逆襲のJ2第6節(1)!屈辱の「0対7」から1週間、絶体絶命を乗り越えた東京V・永井監督の「特別な感情」【戸塚啓のJ2のミカタ】の画像
佐藤凌我(東京ヴェルディ)   写真:森田直樹/アフロスポーツ

■東京Vはクラブワーストの大敗を受けて…

 こんなにも厳しい1週間を過ごしたチームは、J2リーグで東京ヴェルディだけだったはずである。1分でも1秒でも早く、屈辱を晴らしたかったはずだ。

 3月27日に行なわれたJ2第5節で、東京Vはアルビレックス新潟に0対7で大敗した。J1、J2を通じてクラブワーストの失点を喫してしまった。

 4月4日の第6節で同じように大敗したら、チームの根幹が揺らぎかねない。僅差でも負けたら、自信回復とはならない。水戸ホーリーホックをホームに迎える今節は、「絶対に負けられない戦い」と言っていいものだった。

 開始早々にスコアを動かした。2分、梶川諒太の縦パスを佐藤凌我がヘディングで佐藤優平へつなぐと、佐藤優平もヘディングでDFラインの裏へパスを通す。
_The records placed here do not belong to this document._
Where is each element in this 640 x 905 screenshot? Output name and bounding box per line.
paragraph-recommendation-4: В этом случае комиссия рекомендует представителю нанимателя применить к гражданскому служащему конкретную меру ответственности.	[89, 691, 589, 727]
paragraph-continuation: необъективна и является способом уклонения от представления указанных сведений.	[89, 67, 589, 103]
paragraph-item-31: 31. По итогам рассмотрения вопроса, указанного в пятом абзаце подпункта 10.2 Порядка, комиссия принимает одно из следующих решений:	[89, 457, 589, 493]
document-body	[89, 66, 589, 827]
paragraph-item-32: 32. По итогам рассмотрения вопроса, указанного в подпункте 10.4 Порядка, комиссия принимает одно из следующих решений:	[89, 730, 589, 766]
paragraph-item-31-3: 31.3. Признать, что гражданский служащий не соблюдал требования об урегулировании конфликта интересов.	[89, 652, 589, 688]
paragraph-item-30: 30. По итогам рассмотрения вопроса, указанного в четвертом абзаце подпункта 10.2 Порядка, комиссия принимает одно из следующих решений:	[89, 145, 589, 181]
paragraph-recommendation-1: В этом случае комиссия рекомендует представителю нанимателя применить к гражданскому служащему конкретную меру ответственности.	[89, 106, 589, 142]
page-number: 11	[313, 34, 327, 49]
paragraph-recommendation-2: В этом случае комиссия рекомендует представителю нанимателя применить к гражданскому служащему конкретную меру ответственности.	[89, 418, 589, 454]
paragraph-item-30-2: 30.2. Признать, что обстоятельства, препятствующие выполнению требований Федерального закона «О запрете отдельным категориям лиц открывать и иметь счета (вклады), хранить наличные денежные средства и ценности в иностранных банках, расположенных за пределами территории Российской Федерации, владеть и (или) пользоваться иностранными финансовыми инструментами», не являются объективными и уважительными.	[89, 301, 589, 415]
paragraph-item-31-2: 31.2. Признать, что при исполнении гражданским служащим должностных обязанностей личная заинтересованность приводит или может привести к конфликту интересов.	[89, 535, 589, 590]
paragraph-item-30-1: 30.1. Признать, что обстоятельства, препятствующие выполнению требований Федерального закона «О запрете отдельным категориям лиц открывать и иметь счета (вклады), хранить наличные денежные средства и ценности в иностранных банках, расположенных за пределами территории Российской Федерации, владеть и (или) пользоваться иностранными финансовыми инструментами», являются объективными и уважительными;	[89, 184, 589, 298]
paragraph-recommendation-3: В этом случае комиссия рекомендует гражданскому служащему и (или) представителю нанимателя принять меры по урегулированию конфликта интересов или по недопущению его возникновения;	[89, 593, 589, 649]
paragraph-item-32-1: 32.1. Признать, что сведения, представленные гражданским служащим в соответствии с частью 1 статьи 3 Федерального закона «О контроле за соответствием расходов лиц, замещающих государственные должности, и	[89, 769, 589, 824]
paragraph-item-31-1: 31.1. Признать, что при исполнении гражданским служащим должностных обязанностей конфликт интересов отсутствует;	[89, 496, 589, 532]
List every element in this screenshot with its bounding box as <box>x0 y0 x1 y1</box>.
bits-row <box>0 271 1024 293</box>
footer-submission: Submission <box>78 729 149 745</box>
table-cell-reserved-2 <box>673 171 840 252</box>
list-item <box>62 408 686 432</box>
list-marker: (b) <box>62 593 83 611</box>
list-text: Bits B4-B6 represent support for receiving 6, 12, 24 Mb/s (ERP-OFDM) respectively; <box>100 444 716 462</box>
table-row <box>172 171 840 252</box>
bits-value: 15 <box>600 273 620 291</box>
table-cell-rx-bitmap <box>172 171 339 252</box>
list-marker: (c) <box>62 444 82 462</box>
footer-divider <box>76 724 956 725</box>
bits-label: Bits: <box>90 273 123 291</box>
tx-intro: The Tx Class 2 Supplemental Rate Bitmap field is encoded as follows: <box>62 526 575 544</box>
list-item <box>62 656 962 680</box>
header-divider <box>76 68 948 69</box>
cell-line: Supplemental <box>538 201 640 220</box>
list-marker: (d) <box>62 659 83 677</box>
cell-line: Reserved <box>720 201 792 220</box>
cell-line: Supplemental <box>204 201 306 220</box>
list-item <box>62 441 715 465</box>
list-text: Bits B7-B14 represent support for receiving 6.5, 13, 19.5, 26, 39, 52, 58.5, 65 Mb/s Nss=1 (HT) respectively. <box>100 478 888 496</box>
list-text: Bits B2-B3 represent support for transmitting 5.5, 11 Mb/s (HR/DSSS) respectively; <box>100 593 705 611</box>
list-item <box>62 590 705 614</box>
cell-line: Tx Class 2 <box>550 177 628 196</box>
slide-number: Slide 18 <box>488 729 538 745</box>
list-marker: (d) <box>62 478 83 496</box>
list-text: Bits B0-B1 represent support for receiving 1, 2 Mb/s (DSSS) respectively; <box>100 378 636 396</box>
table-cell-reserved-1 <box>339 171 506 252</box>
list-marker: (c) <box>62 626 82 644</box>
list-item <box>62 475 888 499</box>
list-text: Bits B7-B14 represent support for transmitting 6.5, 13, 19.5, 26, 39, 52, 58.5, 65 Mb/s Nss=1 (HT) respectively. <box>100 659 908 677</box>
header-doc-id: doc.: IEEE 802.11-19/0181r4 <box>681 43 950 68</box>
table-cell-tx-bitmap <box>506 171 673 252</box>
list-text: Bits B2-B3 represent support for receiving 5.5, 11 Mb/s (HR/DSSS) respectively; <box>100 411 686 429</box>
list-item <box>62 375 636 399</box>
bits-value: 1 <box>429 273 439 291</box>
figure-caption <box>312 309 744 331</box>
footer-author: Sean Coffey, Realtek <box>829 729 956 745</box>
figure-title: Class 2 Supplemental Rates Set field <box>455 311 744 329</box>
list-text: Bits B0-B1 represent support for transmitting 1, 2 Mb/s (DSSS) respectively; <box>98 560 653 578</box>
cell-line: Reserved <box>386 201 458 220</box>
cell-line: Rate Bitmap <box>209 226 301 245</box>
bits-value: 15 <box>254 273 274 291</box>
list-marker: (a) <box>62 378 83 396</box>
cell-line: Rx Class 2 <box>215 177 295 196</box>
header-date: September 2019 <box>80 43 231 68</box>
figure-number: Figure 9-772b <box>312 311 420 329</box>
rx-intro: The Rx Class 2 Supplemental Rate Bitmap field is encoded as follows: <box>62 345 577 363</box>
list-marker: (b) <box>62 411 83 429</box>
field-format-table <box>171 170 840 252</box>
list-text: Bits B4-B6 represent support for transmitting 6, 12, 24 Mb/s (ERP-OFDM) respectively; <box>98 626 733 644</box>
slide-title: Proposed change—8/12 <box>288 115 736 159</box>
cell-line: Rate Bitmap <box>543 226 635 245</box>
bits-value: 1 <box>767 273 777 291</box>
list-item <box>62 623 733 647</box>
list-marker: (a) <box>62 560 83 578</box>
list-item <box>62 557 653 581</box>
大卒1年目でシーズン初先発の佐藤凌我は、ボールの落ち際を左足ボレーで叩いてゴールネットを揺らした。背番号27をつける22歳のプロ初ゴールが、貴重な先制弾となった。

 しかし、東京Vは試合の流れを掌握しきれない。18分、ロングカウンターから奥田晃也に同点とされる。昨シーズンJ2最多の得点を叩き出し、前節まで新潟に次ぐ得点を記録している水戸の攻撃力に、守備陣を崩されてしまった。

 東京Vと対戦するチームは、東京Vの陣内でショートパスを引っかけ、カウンターへ持ち込むことを狙いとしてくる。それでも自陣からビルドアップしていくのが永井秀樹監督の哲学だが、この日はひとつ先を見通してもいた。ボランチではなくCBで起用された加藤弘堅が、中長距離のパスを両サイドへ配球していったのだ。さらに先制点をあげた佐藤凌我がDFラインの背後を狙い続け、相手守備陣にストレスを与えていく。そうしたなかから、55分、65分と決定的なシーンをつかんだ。